ATP-sensitive K⁺ (K_ATP) channels comprise Kir6.2 and SUR subunits. The site at which ATP binds to mediate K_ATP channel inhibition lies on Kir6.2, but the potency of block is enhanced by co-expression with SUR1. To assess the structure of the ATP-binding site on Kir6.2, we used a range of adenine nucleotides as molecular measuring sticks to map the internal dimensions of the binding site. We compared their efficacy on Kir6.2/SUR1, and on a truncated Kir6.2 (Kir6.2ΔC) that expresses in the absence of SUR.

Macroscopic K_ATP currents were recorded from giant inside-out membrane patches excised from Xenopus oocytes expressing either Kir6.2ΔC or Kir6.2/SUR1, at 18-22°C. The pipette (external) solution contained (mM): 140 KCl, 1.2 MgCl₂, 2.6 CaCl₂ and 10 Hepes (pH 7.4 with KOH). The intracellular (bath) solution contained (mM): 110 KCl, 2.6 CaCl₂, 10 EDTA and 10 Hepes (pH 7.2 with KOH). Nucleotides were added to the intracellular solution. Data are given as means ± 1 S.E.M.

Addition of a ribose moiety to the phosphate tail of ATP or ADP decreased the potency of both nucleotides on Kir6.2ΔC by similar amounts (IC₅₀ for ATP from 100 mM to 2.3 ± 0.1 mM, n = 5); for ADP from 260 mM to 1.8 ± 0.2 mM, n = 5). This suggests that the binding pocket of Kir6.2 is narrower than the ribose moiety at the level of both the second and third phosphates of ATP. Addition of both ribose and adenine moiety to the phosphate tail of ADP (AP2A) largely abolished nucleotide block, suggesting that the binding pocket is not wide enough to accommodate this bulky group at the level of the second phosphate. Remarkably, addition of the ribose/adenine moiety to a three (AP3A), or four (AP4A), phosphate tail partially, or completely, restored nucleotide block: IC₅₀ of 538 ± 21 mM, n = 5 (AP3A) and 190 ± 18 mM, n = 6 (AP4A). This suggests the ATP-binding pocket widens along the length of the phosphate tail, and, in the case of AP4A, the ribose/adenine moiety may lie outside the binding pocket.

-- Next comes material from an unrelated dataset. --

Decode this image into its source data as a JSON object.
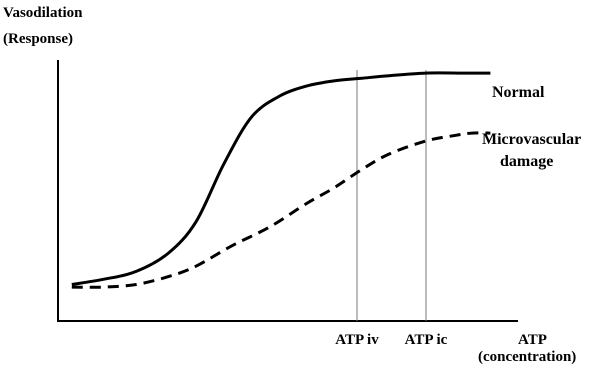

SUR1 enhances the potency of ATP ~10-fold (IC₅₀ 10 mM). We thus examined if SUR1 modifies the length of the Kir6.2 ATP-binding pocket. Addition of a ribose to the phosphate tail of ATP or ADP decreased the potency of both nucleotides on Kir6.2/SUR1 2- to 3-fold (IC₅₀ of 44 ± 5 mM, n = 5 (ATP-ribose) and 103 ± 4 mM, n = 5 (ADP-ribose)), much less than found for Kir6.2ΔC. There was little difference in the potency of ADP and AP2A on Kir6.2/SUR1 (unlike Kir6.2ΔC). These data suggest that SUR may widen the ATP-binding pocket of Kir6.2 at the level of both the second and third phosphates of ATP, enabling it to accommodate both ribose and adenine moiety. As for Kir6.2ΔC, greater inhibition of Kir6.2/SUR1 was seen with AP3A and AP4A than AP2A, suggesting that the binding pocket is 3-4 phosphates long, and thus does not change when SUR is present.